通过此 REST 调用将配置加载到 Kafka Connect 中

curl -X POST https://:8083/connectors \
  -H 'Content-Type:application/json' \
  -H 'Accept:application/json' \
  -d @sink.cdc.schema.neo4j.json

现在,您可以访问位于 https://:9021/clusters 的 Confluent Control Center 实例。验证配置的连接器实例是否在 connect-default 下的 Connect 选项卡中运行。

CDC Source 连接器提供 JMX 指标来监控数据摄取的状态。有关更多信息,请参阅 Source Monitoring

Source ID 子策略

Source ID 策略通过将源实体的 elementIdid 值存储为目标节点和关系上的显式属性,并使用显式标签标记节点,从而合并节点和关系。

配置此策略需要声明用于读取变更事件的主题列表。
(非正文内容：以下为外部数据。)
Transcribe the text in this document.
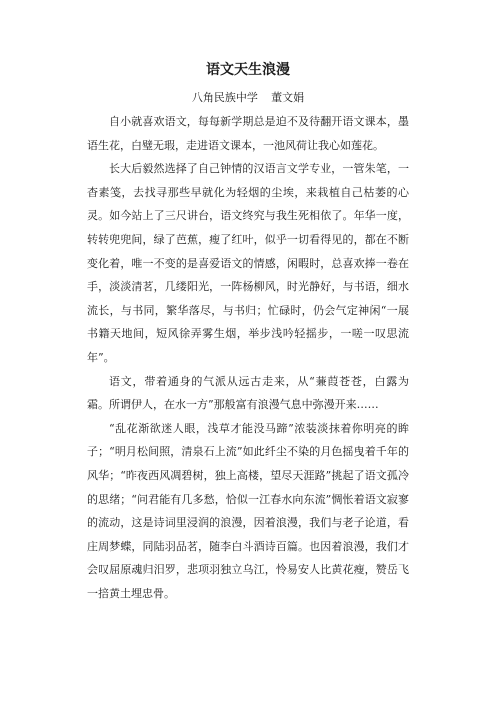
语文天生浪漫

八角民族中学 董文娟

自小就喜欢语文，每每新学期总是迫不及待翻开语文课本，墨语生花，白璧无瑕，走进语文课本，一池风荷让我心如莲花。

长大后毅然选择了自己钟情的汉语言文学专业，一管朱笔，一杳素笺，去找寻那些早就化为轻烟的尘埃，来栽植自己枯萎的心灵。如今站上了三尺讲台，语文终究与我生死相依了。年华一度，转转兜兜间，绿了芭蕉，瘦了红叶，似乎一切看得见的，都在不断变化着，唯一不变的是喜爱语文的情感，闲暇时，总喜欢捧一卷在手，淡淡清茗，几缕阳光，一阵杨柳风，时光静好，与书语，细水流长，与书同，繁华落尽，与书归；忙碌时，仍会气定神闲“一展书籍天地间，短风徐弄雾生烟，举步浅吟轻摇步，一嗟一叹思流年”。

语文，带着通身的气派从远古走来，从“蒹葭苍苍，白露为霜。所谓伊人，在水一方”那般富有浪漫气息中弥漫开来……

“乱花渐欲迷人眼，浅草才能没马蹄”浓装淡抹着你明亮的眸子；“明月松间照，清泉石上流”如此纤尘不染的月色摇曳着千年的风华；“昨夜西风凋碧树，独上高楼，望尽天涯路”挑起了语文孤冷的思绪；“问君能有几多愁，恰似一江春水向东流”惆怅着语文寂寥的流动，这是诗词里浸润的浪漫，因着浪漫，我们与老子论道，看庄周梦蝶，同陆羽品茗，随李白斗酒诗百篇。也因着浪漫，我们才会叹屈原魂归汨罗，悲项羽独立乌江，怜易安人比黄花瘦，赞岳飞一掊黄土埋忠骨。
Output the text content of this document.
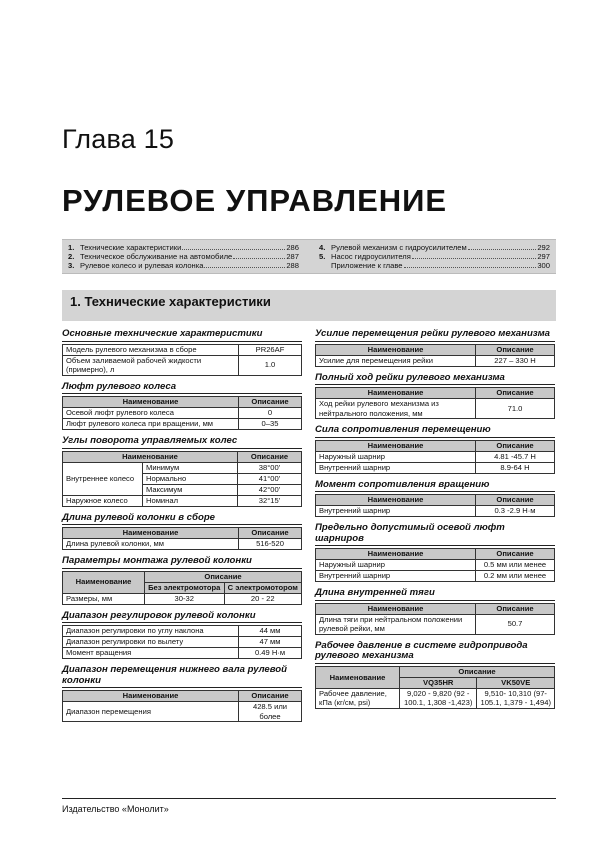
Глава 15
РУЛЕВОЕ УПРАВЛЕНИЕ
1. Технические характеристики	286
2. Техническое обслуживание на автомобиле	287
3. Рулевое колесо и рулевая колонка	288
4. Рулевой механизм с гидроусилителем	292
5. Насос гидроусилителя	297
Приложение к главе	300
1. Технические характеристики
Основные технические характеристики
Модель рулевого механизма в сборе	PR26AF
Объем заливаемой рабочей жидкости (примерно), л	1.0
Люфт рулевого колеса
Наименование	Описание
Осевой люфт рулевого колеса	0
Люфт рулевого колеса при вращении, мм	0–35
Углы поворота управляемых колес
Наименование		Описание
Внутреннее колесо	Минимум	38°00'
	Нормально	41°00'
	Максимум	42°00'
Наружное колесо	Номинал	32°15'
Длина рулевой колонки в сборе
Наименование	Описание
Длина рулевой колонки, мм	516-520
Параметры монтажа рулевой колонки
Наименование	Описание	
	Без электромотора	С электромотором
Размеры, мм	30-32	20 - 22
Диапазон регулировок рулевой колонки
Диапазон регулировки по углу наклона	44 мм
Диапазон регулировки по вылету	47 мм
Момент вращения	0.49 Н·м
Диапазон перемещения нижнего вала рулевой колонки
Наименование	Описание
Диапазон перемещения	428.5 или более
Усилие перемещения рейки рулевого механизма
Наименование	Описание
Усилие для перемещения рейки	227 – 330 Н
Полный ход рейки рулевого механизма
Наименование	Описание
Ход рейки рулевого механизма из нейтрального положения, мм	71.0
Сила сопротивления перемещению
Наименование	Описание
Наружный шарнир	4.81 -45.7 Н
Внутренний шарнир	8.9-64 Н
Момент сопротивления вращению
Наименование	Описание
Внутренний шарнир	0.3 -2.9 Н·м
Предельно допустимый осевой люфт шарниров
Наименование	Описание
Наружный шарнир	0.5 мм или менее
Внутренний шарнир	0.2 мм или менее
Длина внутренней тяги
Наименование	Описание
Длина тяги при нейтральном положении рулевой рейки, мм	50.7
Рабочее давление в системе гидропривода рулевого механизма
Наименование	Описание	
	VQ35HR	VK50VE
Рабочее давление, кПа (кг/см, psi)	9,020 - 9,820 (92 - 100.1, 1,308 -1,423)	9,510- 10,310 (97- 105.1, 1,379 - 1,494)
Издательство «Монолит»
您可以添加可选的标签名称作为标记,并添加可选的属性名称来存储源实体的 elementIdid 值。

"neo4j.cdc.source-id.topics": "<comma-separated list of topics>"
"neo4j.cdc.source-id.label-name": "<the label attached to the node, default=SourceEvent>"
"neo4j.cdc.source-id.property-name": "<the property name given to the CDC id field, default=sourceId>"

示例

假设您按下述方式配置接收器 (Sink) 连接器订阅的主题;

"topics": "topic.1,topic.2"

您需要通过提供要消费变更事件的主题列表,来声明您希望使用 cdc.source-id 策略。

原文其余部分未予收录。